Advantages of Artificial Intelligence (AI)
Different voices from the technology sector defend the benefits of Artificial Intelligence (AI) .
The Product Manager of Infinia ML, Andy Chan, in a TED Talks with more than 40,000 views on Youtube breaks down the different advantages that AI brings to work.
Kai-Fu Lee, founder of the venture capital fund Sinovation Ventures and a leading figure in the technological field, also breaks down the main benefits of AI in a TED Talks video with more than 600,000 views.
Taking these two experts into account, these would be the main advantages of AI applied to a business sector:
- Automate processes
Artificial intelligence allows robots to carry out repetitive, routine and process optimization tasks automatically and without human intervention.
- Empower creative tasks
AI frees people from routine and repetitive tasks and allows them to spend more time performing creative functions.
- Provides precision
The application of AI is capable of providing greater precision than the human being, for example in industrial environments, machines can make decisions that before, without AI, were made manually or monitored.
- Reduces human error
AI reduces failures caused by human limitations.
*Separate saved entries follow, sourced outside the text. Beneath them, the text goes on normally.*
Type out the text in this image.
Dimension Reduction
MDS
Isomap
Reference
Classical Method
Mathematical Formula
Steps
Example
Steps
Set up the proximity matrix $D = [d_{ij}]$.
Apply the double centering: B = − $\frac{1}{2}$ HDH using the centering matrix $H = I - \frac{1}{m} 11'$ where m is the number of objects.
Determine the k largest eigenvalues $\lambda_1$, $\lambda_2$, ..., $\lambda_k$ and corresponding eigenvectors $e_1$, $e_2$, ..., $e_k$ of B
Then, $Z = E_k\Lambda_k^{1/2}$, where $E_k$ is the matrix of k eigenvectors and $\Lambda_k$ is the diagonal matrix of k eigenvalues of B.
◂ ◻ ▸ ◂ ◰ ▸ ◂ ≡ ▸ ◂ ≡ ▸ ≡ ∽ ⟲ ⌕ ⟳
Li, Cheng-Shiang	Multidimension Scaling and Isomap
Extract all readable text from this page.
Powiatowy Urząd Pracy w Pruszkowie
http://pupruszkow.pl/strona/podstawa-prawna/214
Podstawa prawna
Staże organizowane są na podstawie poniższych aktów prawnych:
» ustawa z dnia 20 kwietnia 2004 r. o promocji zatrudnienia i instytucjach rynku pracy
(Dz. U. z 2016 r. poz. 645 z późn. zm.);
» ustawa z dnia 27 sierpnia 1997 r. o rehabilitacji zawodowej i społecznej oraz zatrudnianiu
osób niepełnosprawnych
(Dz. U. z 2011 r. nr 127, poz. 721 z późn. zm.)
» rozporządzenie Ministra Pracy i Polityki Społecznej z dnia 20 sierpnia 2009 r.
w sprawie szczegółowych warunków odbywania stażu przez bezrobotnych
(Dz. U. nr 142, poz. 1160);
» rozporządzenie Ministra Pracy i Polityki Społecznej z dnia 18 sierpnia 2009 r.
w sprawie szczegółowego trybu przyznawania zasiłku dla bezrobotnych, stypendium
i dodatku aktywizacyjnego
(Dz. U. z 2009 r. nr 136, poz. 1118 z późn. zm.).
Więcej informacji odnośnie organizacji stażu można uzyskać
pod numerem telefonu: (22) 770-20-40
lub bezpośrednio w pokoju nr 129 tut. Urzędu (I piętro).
In some production lines, AI is used to detect, through infrared sensors, small cracks or defects in parts that are undetectable by the human eye.
- Reduces the time spent on data analysis
Allows the analysis and exploitation of data derived from production to be carried out in real time.
- Predictive maintenance
Allows maintenance of industrial equipment based on their operating times and conditions, allowing their performance and life cycle to be increased.
- Improved decision-making at both the production and business levels
By having more information in a structured manner, it allows each of those responsible to make decisions more quickly and efficiently.
- Control and optimization of production processes and production lines
Through AI, more efficient processes are achieved, free of errors, obtaining greater control over the company’s production lines.
- Increased productivity and quality in production
AI not only increases productivity at the machinery level, but also increases the productivity of workers and the quality of the work they do. Being able to enjoy more information allows them to have a more focused vision of their work and make better decisions.
Artificial Intelligence (AI) Disadvantages, Risks and Barriers
Some voices believe that Artificial Intelligence (AI) has risks. Especially if the potential of AI is explored and is not limited only to reproducing human tasks. Authors such as Stephen Hawking or Bill Gates and different researchers have expressed their concern about AI.
With regard to access barriers, these would be some of the most common that can occur in the business environment:
Data is often siled across businesses or is inconsistent and of low quality, presenting a significant challenge for businesses looking to create value from AI at scale. In order to overcome this barrier, it will be vitally important to map out a clear strategy from the beginning to be able to extract AI data in an organized and consistent way.
Lack of qualified professionals
Another obstacle that usually occurs at the business level for the adoption of AI is the lack of profiles with skills and experience in this type of implementation. It is crucial in these cases to have professionals who have already worked on projects of the same magnitude.
The cost and implementation time of AI projects
The cost of implementation, both in terms of terms and economics, is a very important factor when choosing to execute this type of project. Companies that lack internal skills or are not familiar with AI systems should consider outsourcing both implementation and maintenance in order to obtain successful results in their project.
In short, AI has become a very important resource for companies as it allows them to be much more competitive and obtain greater profits, especially in manufacturing and production environments.
It is for all this that this type of professional profiles are increasingly in demand in the industrial sector, making it essential to have groups of experts in the field that allow the development of efficient digital transformation strategies.